SQL - Return all rows before certain date for each partition

Question

I currently have two tables like so:

ID	Date
1	01-01-2022
2	01-02-2022
3	01-10-2022
4	01-03-2022

ID	Date	Action
1	01-05-2022	forward
1	12-20-2021	stop
1	10-15-2021	stop
1	01-20-2022	forward
2	12-30-2021	stop
2	12-14-2021	forward
2	12-16-2021	forward
2	12-01-2021	reverse
2	01-15-2022	forward
3	01-01-2022	reverse
3	01-02-2022	reverse
3	01-03-2022	stop
4	10-15-2021	reverse
4	03-04-2021	forward
4	01-10-2021	reverse

I am looking to return a table that consists of each ID and a count of how many actions took place before the corresponding date in the first table. So for example, ID 1 would return a count of 2 because 2 of its actions took place before 01-01-2022.

I would expect the final table to look something like:

ID	Count_action
1	2
2	4
3	3
4	2

Any tips would be greatly appreciated!

Answer 1

A left join and aggregate count function should do. Notice we join on the dates being <= date from. Left join preserves all Id's from A so we will get a 0 count on such records when no dates in the B table are prior to the date in A for the related ID.

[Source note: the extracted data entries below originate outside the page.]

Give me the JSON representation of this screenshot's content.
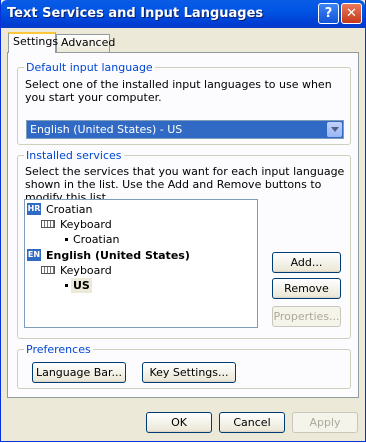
{
  "window": {
    "title": "Text Services and Input Languages",
    "help_label": "?",
    "close_label": "✕"
  },
  "tabs": [
    {
      "label": "Settings"
    },
    {
      "label": "Advanced"
    }
  ],
  "default_language": {
    "heading": "Default input language",
    "description": "Select one of the installed input languages to use when you start your computer.",
    "selected": "English (United States) - US"
  },
  "installed_services": {
    "heading": "Installed services",
    "description": "Select the services that you want for each input language shown in the list. Use the Add and Remove buttons to modify this list.",
    "tree": [
      {
        "badge": "HR",
        "label": "Croatian"
      },
      {
        "label": "Keyboard"
      },
      {
        "label": "Croatian"
      },
      {
        "badge": "EN",
        "label": "English (United States)"
      },
      {
        "label": "Keyboard"
      },
      {
        "label": "US"
      }
    ],
    "buttons": {
      "add": "Add...",
      "remove": "Remove",
      "properties": "Properties..."
    }
  },
  "preferences": {
    "heading": "Preferences",
    "language_bar": "Language Bar...",
    "key_settings": "Key Settings..."
  },
  "footer": {
    "ok": "OK",
    "cancel": "Cancel",
    "apply": "Apply"
  }
}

SELECT A.ID, coalesce(count(B.*),0) Count_action
FROM A  --A is your first table with 1 date per ID.
LEFT JOIN B
  on A.ID= B.ID
  and B.Date <=A.Date
GROUP BY A.ID

Answer 2

A left join will do it:

select p.id, count(a.id) as Count_action
from parentTable p
left join actionTable a on a.id = p.id
  and a.date < p.date
group by p.id

Because count() ignores nulls, count(a.id) is used to get a count of 0 for id’s that have no actions before their date, instead of the usual count(*) which would give a count one 1 in that case.

Importantly, the condition a.date < p.date is in the join. If it were in the where, the left join would be effectively changed to an inner join, and id’s without matching actions would then not appear at all in the result.